Alih-alih mengundurkan diri karena sebelumnya pernah mengadili perkara terkait, Hakim Agung Syamsul Maarif, S.H, LL.M,Ph.D, Dkk malah nekat memutus perkara pada tanggal 16 Desember 2024, hanya dalam rentang waktu 29 (dua puluh sembilan) hari.

“Padahal tebal berkas perkara mencapai 3 meter. Termuat dalam 5 koper, yang tidak mungkin dapat dibaca dalam tempo secepat itu oleh tiga hakim agung. Demi Integritas dan Peradilan Bermartabat, Ketua MA RI harus menyatakan putusan tersebut tidak sah dan batal demi hukum, berdasarkan pasal 17 ayat (6) UU No. 48 Tahun 2009. Sekaligus memerintahkan Bawas MA agar berkerjasama dengan KPK untuk memeriksa adanya dugaan suap di balik putusan tersebut. Tidak mungkin ada hakim mau membunuh karirnya sendiri, kalau tidak ada suap. Refleksi Akhir Tahun 2024 menjadi momentum bagi lembaga MA untuk membuktikan kemauan politiknya untuk membasmi mafia peradilan, “demikian Jerry Massie Direktur Political and Public Policy Studies (P3S) kepada wartawan di Jakarta, Jumat (27/12/2024) yang dalam catatan akhir tahunnya menyoroti Mahkamah Agung RI yang masih menjadi sarang mafia.

Sebagaimana yang riuh diwartakan, pada tanggal 23 Desember 2024, seorang advokat bernama Nur Asiah, Dkk kuasa hukum Marubeni Corporation menyurati Ketua Mahkamah Agung RI, Prof. Dr. H. Sunarto, S.H, M.H perihal Putusan Perkara No. 1362 PK/PDT/2024 yang tidak sah karena melanggar pasal 17 UU No. 48 tentang Kekuasaan Kehakiman sehingga patut untuk diadili kembali.

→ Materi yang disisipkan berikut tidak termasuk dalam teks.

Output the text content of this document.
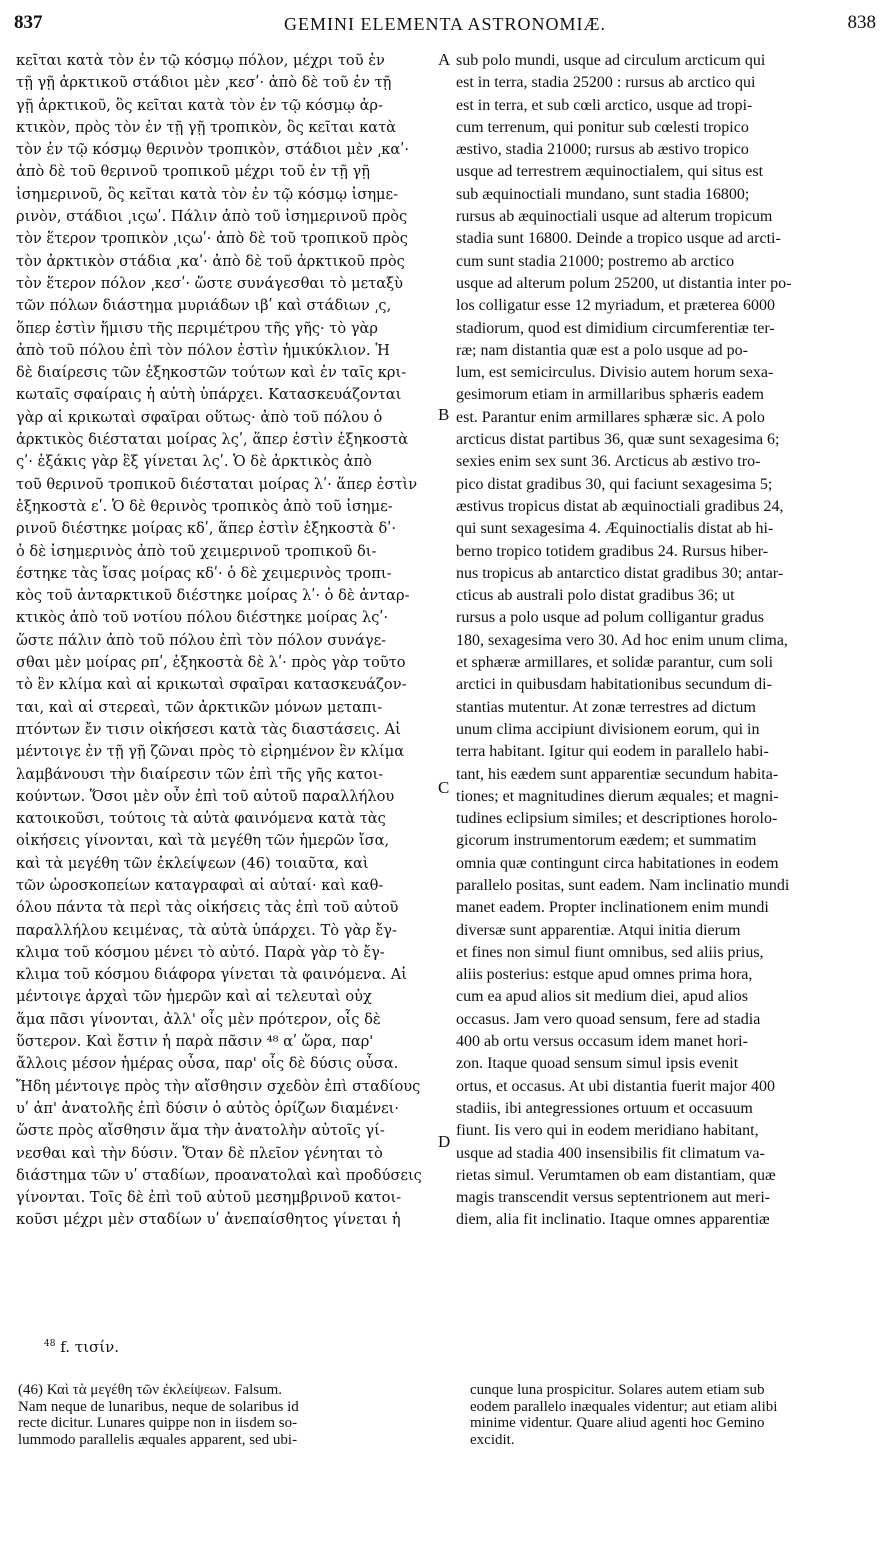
837	GEMINI ELEMENTA ASTRONOMIÆ.	838
κεῖται κατὰ τὸν ἐν τῷ κόσμῳ πόλον, μέχρι τοῦ ἐν
τῇ γῇ ἀρκτικοῦ στάδιοι μὲν ͵κεσʹ· ἀπὸ δὲ τοῦ ἐν τῇ
γῇ ἀρκτικοῦ, ὃς κεῖται κατὰ τὸν ἐν τῷ κόσμῳ ἀρ-
κτικὸν, πρὸς τὸν ἐν τῇ γῇ τροπικὸν, ὃς κεῖται κατὰ
τὸν ἐν τῷ κόσμῳ θερινὸν τροπικὸν, στάδιοι μὲν ͵καʹ·
ἀπὸ δὲ τοῦ θερινοῦ τροπικοῦ μέχρι τοῦ ἐν τῇ γῇ
ἰσημερινοῦ, ὃς κεῖται κατὰ τὸν ἐν τῷ κόσμῳ ἰσημε-
ρινὸν, στάδιοι ͵ιςωʹ. Πάλιν ἀπὸ τοῦ ἰσημερινοῦ πρὸς
τὸν ἕτερον τροπικὸν ͵ιςωʹ· ἀπὸ δὲ τοῦ τροπικοῦ πρὸς
τὸν ἀρκτικὸν στάδια ͵καʹ· ἀπὸ δὲ τοῦ ἀρκτικοῦ πρὸς
τὸν ἕτερον πόλον ͵κεσʹ· ὥστε συνάγεσθαι τὸ μεταξὺ
τῶν πόλων διάστημα μυριάδων ιβʹ καὶ στάδιων ͵ς,
ὅπερ ἐστὶν ἥμισυ τῆς περιμέτρου τῆς γῆς· τὸ γὰρ
ἀπὸ τοῦ πόλου ἐπὶ τὸν πόλον ἐστὶν ἡμικύκλιον. Ἡ
δὲ διαίρεσις τῶν ἑξηκοστῶν τούτων καὶ ἐν ταῖς κρι-
κωταῖς σφαίραις ἡ αὐτὴ ὑπάρχει. Κατασκευάζονται
γὰρ αἱ κρικωταὶ σφαῖραι οὕτως· ἀπὸ τοῦ πόλου ὁ
ἀρκτικὸς διέσταται μοίρας λςʹ, ἅπερ ἐστὶν ἑξηκοστὰ
ςʹ· ἑξάκις γὰρ ἓξ γίνεται λςʹ. Ὁ δὲ ἀρκτικὸς ἀπὸ
τοῦ θερινοῦ τροπικοῦ διέσταται μοίρας λʹ· ἅπερ ἐστὶν
ἑξηκοστὰ εʹ. Ὁ δὲ θερινὸς τροπικὸς ἀπὸ τοῦ ἰσημε-
ρινοῦ διέστηκε μοίρας κδʹ, ἅπερ ἐστὶν ἑξηκοστὰ δʹ·
ὁ δὲ ἰσημερινὸς ἀπὸ τοῦ χειμερινοῦ τροπικοῦ δι-
έστηκε τὰς ἴσας μοίρας κδʹ· ὁ δὲ χειμερινὸς τροπι-
κὸς τοῦ ἀνταρκτικοῦ διέστηκε μοίρας λʹ· ὁ δὲ ἀνταρ-
κτικὸς ἀπὸ τοῦ νοτίου πόλου διέστηκε μοίρας λςʹ·
ὥστε πάλιν ἀπὸ τοῦ πόλου ἐπὶ τὸν πόλον συνάγε-
σθαι μὲν μοίρας ρπʹ, ἑξηκοστὰ δὲ λʹ· πρὸς γὰρ τοῦτο
τὸ ἓν κλίμα καὶ αἱ κρικωταὶ σφαῖραι κατασκευάζον-
ται, καὶ αἱ στερεαὶ, τῶν ἀρκτικῶν μόνων μεταπι-
πτόντων ἔν τισιν οἰκήσεσι κατὰ τὰς διαστάσεις. Αἱ
μέντοιγε ἐν τῇ γῇ ζῶναι πρὸς τὸ εἰρημένον ἓν κλίμα
λαμβάνουσι τὴν διαίρεσιν τῶν ἐπὶ τῆς γῆς κατοι-
κούντων. Ὅσοι μὲν οὖν ἐπὶ τοῦ αὐτοῦ παραλλήλου
κατοικοῦσι, τούτοις τὰ αὐτὰ φαινόμενα κατὰ τὰς
οἰκήσεις γίνονται, καὶ τὰ μεγέθη τῶν ἡμερῶν ἴσα,
καὶ τὰ μεγέθη τῶν ἐκλείψεων (46) τοιαῦτα, καὶ
τῶν ὡροσκοπείων καταγραφαὶ αἱ αὐταί· καὶ καθ-
όλου πάντα τὰ περὶ τὰς οἰκήσεις τὰς ἐπὶ τοῦ αὐτοῦ
παραλλήλου κειμένας, τὰ αὐτὰ ὑπάρχει. Τὸ γὰρ ἔγ-
κλιμα τοῦ κόσμου μένει τὸ αὐτό. Παρὰ γὰρ τὸ ἔγ-
κλιμα τοῦ κόσμου διάφορα γίνεται τὰ φαινόμενα. Αἱ
μέντοιγε ἀρχαὶ τῶν ἡμερῶν καὶ αἱ τελευταὶ οὐχ
ἅμα πᾶσι γίνονται, ἀλλ' οἷς μὲν πρότερον, οἷς δὲ
ὕστερον. Καὶ ἔστιν ἡ παρὰ πᾶσιν ⁴⁸ αʹ ὥρα, παρ'
ἄλλοις μέσον ἡμέρας οὖσα, παρ' οἷς δὲ δύσις οὖσα.
Ἤδη μέντοιγε πρὸς τὴν αἴσθησιν σχεδὸν ἐπὶ σταδίους
υʹ ἀπ' ἀνατολῆς ἐπὶ δύσιν ὁ αὐτὸς ὁρίζων διαμένει·
ὥστε πρὸς αἴσθησιν ἅμα τὴν ἀνατολὴν αὐτοῖς γί-
νεσθαι καὶ τὴν δύσιν. Ὅταν δὲ πλεῖον γένηται τὸ
διάστημα τῶν υʹ σταδίων, προανατολαὶ καὶ προδύσεις
γίνονται. Τοῖς δὲ ἐπὶ τοῦ αὐτοῦ μεσημβρινοῦ κατοι-
κοῦσι μέχρι μὲν σταδίων υʹ ἀνεπαίσθητος γίνεται ἡ
sub polo mundi, usque ad circulum arcticum qui
est in terra, stadia 25200 : rursus ab arctico qui
est in terra, et sub cœli arctico, usque ad tropi-
cum terrenum, qui ponitur sub cœlesti tropico
æstivo, stadia 21000; rursus ab æstivo tropico
usque ad terrestrem æquinoctialem, qui situs est
sub æquinoctiali mundano, sunt stadia 16800;
rursus ab æquinoctiali usque ad alterum tropicum
stadia sunt 16800. Deinde a tropico usque ad arcti-
cum sunt stadia 21000; postremo ab arctico
usque ad alterum polum 25200, ut distantia inter po-
los colligatur esse 12 myriadum, et præterea 6000
stadiorum, quod est dimidium circumferentiæ ter-
ræ; nam distantia quæ est a polo usque ad po-
lum, est semicirculus. Divisio autem horum sexa-
gesimorum etiam in armillaribus sphæris eadem
est. Parantur enim armillares sphæræ sic. A polo
arcticus distat partibus 36, quæ sunt sexagesima 6;
sexies enim sex sunt 36. Arcticus ab æstivo tro-
pico distat gradibus 30, qui faciunt sexagesima 5;
æstivus tropicus distat ab æquinoctiali gradibus 24,
qui sunt sexagesima 4. Æquinoctialis distat ab hi-
berno tropico totidem gradibus 24. Rursus hiber-
nus tropicus ab antarctico distat gradibus 30; antar-
cticus ab australi polo distat gradibus 36; ut
rursus a polo usque ad polum colligantur gradus
180, sexagesima vero 30. Ad hoc enim unum clima,
et sphæræ armillares, et solidæ parantur, cum soli
arctici in quibusdam habitationibus secundum di-
stantias mutentur. At zonæ terrestres ad dictum
unum clima accipiunt divisionem eorum, qui in
terra habitant. Igitur qui eodem in parallelo habi-
tant, his eædem sunt apparentiæ secundum habita-
tiones; et magnitudines dierum æquales; et magni-
tudines eclipsium similes; et descriptiones horolo-
gicorum instrumentorum eædem; et summatim
omnia quæ contingunt circa habitationes in eodem
parallelo positas, sunt eadem. Nam inclinatio mundi
manet eadem. Propter inclinationem enim mundi
diversæ sunt apparentiæ. Atqui initia dierum
et fines non simul fiunt omnibus, sed aliis prius,
aliis posterius: estque apud omnes prima hora,
cum ea apud alios sit medium diei, apud alios
occasus. Jam vero quoad sensum, fere ad stadia
400 ab ortu versus occasum idem manet hori-
zon. Itaque quoad sensum simul ipsis evenit
ortus, et occasus. At ubi distantia fuerit major 400
stadiis, ibi antegressiones ortuum et occasuum
fiunt. Iis vero qui in eodem meridiano habitant,
usque ad stadia 400 insensibilis fit climatum va-
rietas simul. Verumtamen ob eam distantiam, quæ
magis transcendit versus septentrionem aut meri-
diem, alia fit inclinatio. Itaque omnes apparentiæ
A
B
C
D
$^{48}$ f. τισίν.
(46) Καὶ τὰ μεγέθη τῶν ἐκλείψεων. Falsum.
Nam neque de lunaribus, neque de solaribus id
recte dicitur. Lunares quippe non in iisdem so-
lummodo parallelis æquales apparent, sed ubi-
cunque luna prospicitur. Solares autem etiam sub
eodem parallelo inæquales videntur; aut etiam alibi
minime videntur. Quare aliud agenti hoc Gemino
excidit.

Padahal, sebelumnya pada tanggal 10 Desember 2024 melalui surat No. 115-A/NR-L&P-LT/XII/2024 telah mengajukan hak ingkar terhadap susunan Majelis Hakim Agung dalam perkara No. 1362/PDT/2024 yang nota bene pernah mengadili perkara yang berkaitan, sebagaimana yang dimaksud pasal 17 ayat (1) dan (2) UU No. 48 tentang Kekuasaan Kehakiman yang berbunyi:”(1) Pihak yang diadili mempunyai hak ingkar terhadap hakim yang mengadili perkaranya. (2) Hak ingkar sebagaimana dimaksud pada ayat (1) adalah hak seseorang yang diadili untuk mengajukan keberatan yang disertai dengan alasan terhadap seorang hakim yang mengadili perkaranya”.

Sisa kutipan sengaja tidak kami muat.